Di Francesco Bonini
Quarant’anni dopo ritornano le immagini in bianco e nero del primo referendum, quello sulla legge che pochi anni prima aveva introdotto il divorzio. Un anniversario rotondo su cui vale la pena di riflettere brevemente.
La società italiana è straordinariamente cambiata, si è accelerata e globalizzata. Ha condiviso alcune tendenze strutturali delle società europee e occidentali, ma nello stesso tempo ha mantenuto proprie peculiarità. E, con le società occidentali ed europee, di un’Europa che nel frattempo si è riunificata, condivide oggi un momento di crisi e dunque di riflessione.
Così, quarant’anni dopo, una delle poche certezze è che molte delle certezze di quarant’anni fa sono – inevitabilmente – sottoposte ad una franca revisione.

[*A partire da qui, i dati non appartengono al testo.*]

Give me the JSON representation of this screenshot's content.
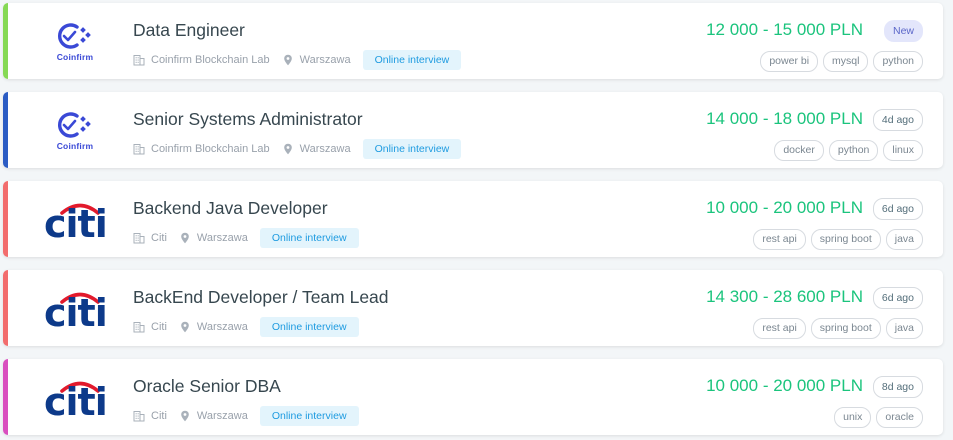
{
  "offers": [
    {
      "title": "Data Engineer",
      "company": "Coinfirm Blockchain Lab",
      "city": "Warszawa",
      "interview": "Online interview",
      "salary": "12 000 - 15 000 PLN",
      "age": "New",
      "is_new": true,
      "accent_color": "#86d955",
      "logo_icon": "coinfirm-logo-icon",
      "logo_text": "Coinfirm",
      "tags": [
        "power bi",
        "mysql",
        "python"
      ]
    },
    {
      "title": "Senior Systems Administrator",
      "company": "Coinfirm Blockchain Lab",
      "city": "Warszawa",
      "interview": "Online interview",
      "salary": "14 000 - 18 000 PLN",
      "age": "4d ago",
      "is_new": false,
      "accent_color": "#2b5cc4",
      "logo_icon": "coinfirm-logo-icon",
      "logo_text": "Coinfirm",
      "tags": [
        "docker",
        "python",
        "linux"
      ]
    },
    {
      "title": "Backend Java Developer",
      "company": "Citi",
      "city": "Warszawa",
      "interview": "Online interview",
      "salary": "10 000 - 20 000 PLN",
      "age": "6d ago",
      "is_new": false,
      "accent_color": "#f26d6d",
      "logo_icon": "citi-logo-icon",
      "logo_text": "citi",
      "tags": [
        "rest api",
        "spring boot",
        "java"
      ]
    },
    {
      "title": "BackEnd Developer / Team Lead",
      "company": "Citi",
      "city": "Warszawa",
      "interview": "Online interview",
      "salary": "14 300 - 28 600 PLN",
      "age": "6d ago",
      "is_new": false,
      "accent_color": "#f26d6d",
      "logo_icon": "citi-logo-icon",
      "logo_text": "citi",
      "tags": [
        "rest api",
        "spring boot",
        "java"
      ]
    },
    {
      "title": "Oracle Senior DBA",
      "company": "Citi",
      "city": "Warszawa",
      "interview": "Online interview",
      "salary": "10 000 - 20 000 PLN",
      "age": "8d ago",
      "is_new": false,
      "accent_color": "#d94fbf",
      "logo_icon": "citi-logo-icon",
      "logo_text": "citi",
      "tags": [
        "unix",
        "oracle"
      ]
    }
  ],
  "icons": {
    "company": "building-icon",
    "location": "map-pin-icon"
  },
  "colors": {
    "salary": "#1bc47d",
    "interview_badge_bg": "#e3f4fc",
    "interview_badge_text": "#1e9be0",
    "new_badge_bg": "#e3e6fb",
    "coinfirm_brand": "#3a49d6",
    "citi_blue": "#0d3a8a",
    "citi_red": "#e21a2c"
  }
}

E prima di tutto una certa ideologia dei diritti civili. Non i diritti costituzionali fondamentali, quelli legati alla dignità della persona, ma una certa affermazione di certi diritti, che la società affluente degli anni Sessanta aveva posto al centro del dibattito culturale e dunque politico. Allora i due campi in cui si era divisa l’Italia referendaria avevano molto insistito su uno schema, che può essere riassunto così: la società si deve liberare e modernizzare: dopo il divorzio, avrebbero necessariamente seguito, in successione logica, aborto ed eutanasia ed ogni altra possibile liberalizzazione delle pulsioni individuali. Denunciato da una parte e affermato dall’altra, questo schema riprendeva alcune linee molto chiare di una ideologia radicale di secolarizzazione, per cui ci si doveva, attraverso questa linea di progresso, liberare dai vincoli di un antico oscurantismo. Il propellente di questa posizione culturale, prima ancora che legislativa, era un’idea individualistica e in fin dei conti narcisistica: tutto quello che è possibile deve essere consentito, con l’unico vincolo di non provocare un danno diretto ed evidente. Questi quarant’anni hanno dimostrato che la modernità non porta con sé necessariamente questo schema. Anzi.

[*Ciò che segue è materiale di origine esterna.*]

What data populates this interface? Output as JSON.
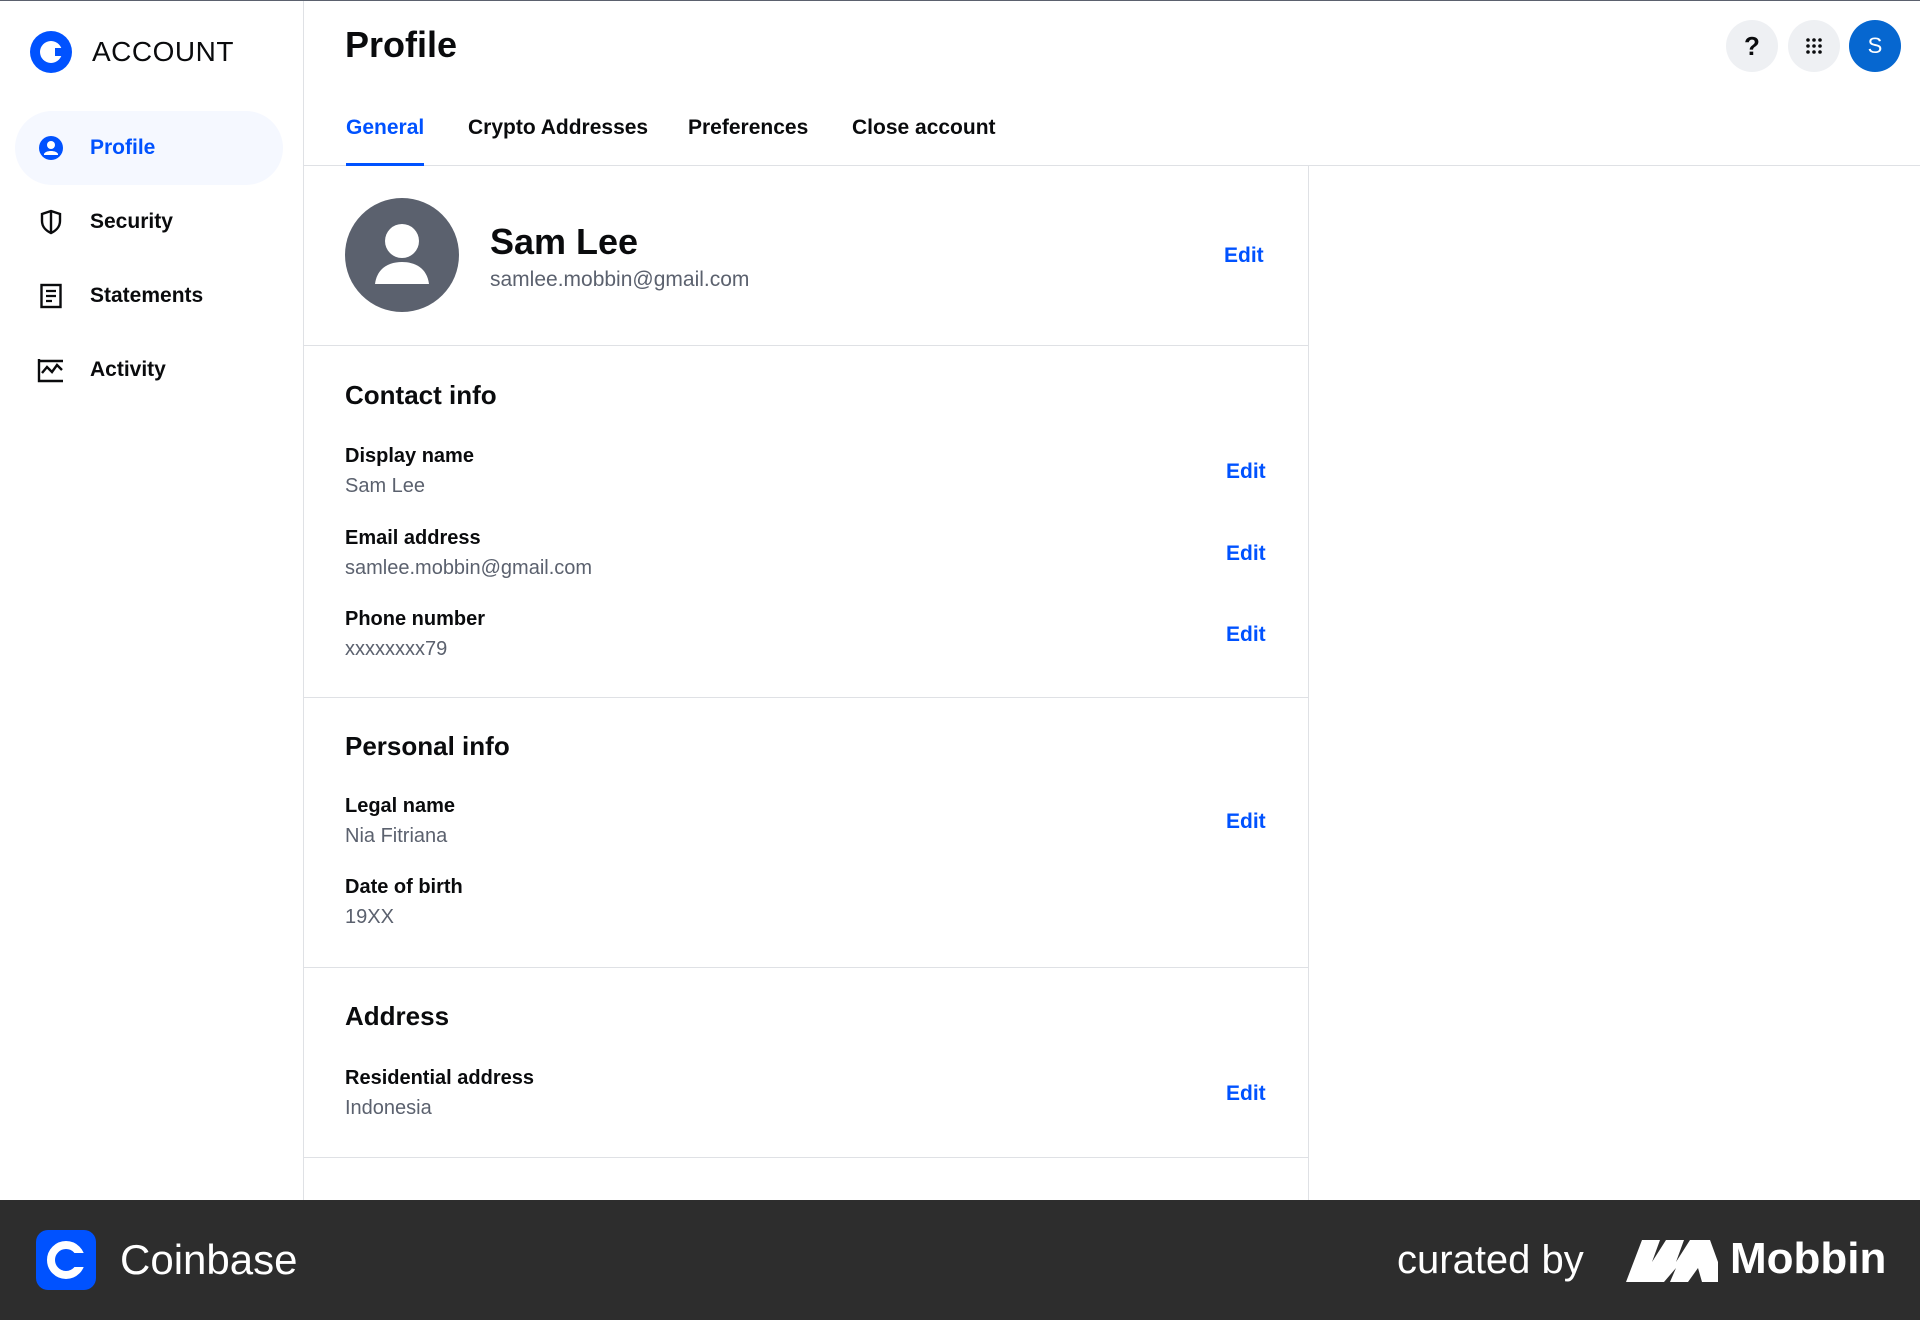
{
  "sidebar": {
    "brand": "ACCOUNT",
    "items": [
      {
        "label": "Profile",
        "icon": "user-circle-icon",
        "active": true
      },
      {
        "label": "Security",
        "icon": "shield-icon",
        "active": false
      },
      {
        "label": "Statements",
        "icon": "document-icon",
        "active": false
      },
      {
        "label": "Activity",
        "icon": "activity-chart-icon",
        "active": false
      }
    ]
  },
  "header": {
    "title": "Profile",
    "help": "?",
    "avatar_initial": "S"
  },
  "tabs": [
    {
      "label": "General",
      "active": true
    },
    {
      "label": "Crypto Addresses",
      "active": false
    },
    {
      "label": "Preferences",
      "active": false
    },
    {
      "label": "Close account",
      "active": false
    }
  ],
  "profile": {
    "name": "Sam Lee",
    "email": "samlee.mobbin@gmail.com",
    "edit": "Edit"
  },
  "contact_info": {
    "title": "Contact info",
    "fields": [
      {
        "label": "Display name",
        "value": "Sam Lee",
        "action": "Edit"
      },
      {
        "label": "Email address",
        "value": "samlee.mobbin@gmail.com",
        "action": "Edit"
      },
      {
        "label": "Phone number",
        "value": "xxxxxxxx79",
        "action": "Edit"
      }
    ]
  },
  "personal_info": {
    "title": "Personal info",
    "fields": [
      {
        "label": "Legal name",
        "value": "Nia Fitriana",
        "action": "Edit"
      },
      {
        "label": "Date of birth",
        "value": "19XX"
      }
    ]
  },
  "address": {
    "title": "Address",
    "fields": [
      {
        "label": "Residential address",
        "value": "Indonesia",
        "action": "Edit"
      }
    ]
  },
  "footer": {
    "brand": "Coinbase",
    "curated": "curated by",
    "mobbin": "Mobbin"
  },
  "colors": {
    "accent": "#0052ff",
    "text": "#0a0b0d",
    "muted": "#5b616e",
    "divider": "#dfe1e5",
    "footer_bg": "#2d2d2d",
    "avatar_bg": "#0667d0"
  }
}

Rapidamente infatti ci si è resi conto che i costi di una certa idea di diritti, strettamente legata all’individuo, non erano inferiori ai benefici. Bisogna infatti misurarsi con la realtà. Di qui le peculiarità italiane, il rifiuto cioè di accettare le estreme conseguenze dell’ideologia di diritti civili, legati all’individuo. Per cui, passati rapidamente divorzio e aborto, ci si è accorti del valore comunque della famiglia e del sistema delle relazioni. L’Italia ha rapidamente scalato tutte le classifiche della denatalità, con conseguenze di cui si comincia solo ora ad intravvedere la gravità strutturale, ma non sono state accettate tutte le conseguenze destrutturanti delle biotecnologie: si sono rifiutate le possibili derive eugenetiche della procreazione assistita e della stessa eutanasia, su cui si sono incamminati acriticamente altri ordinamenti. Così come il testo costituzionale sulla famiglia resta un punto di riferimento molto preciso.
Il principio di realtà insomma, ci riporta alla concretezza della vita, sempre più forte e più vera di tutte le ideologie.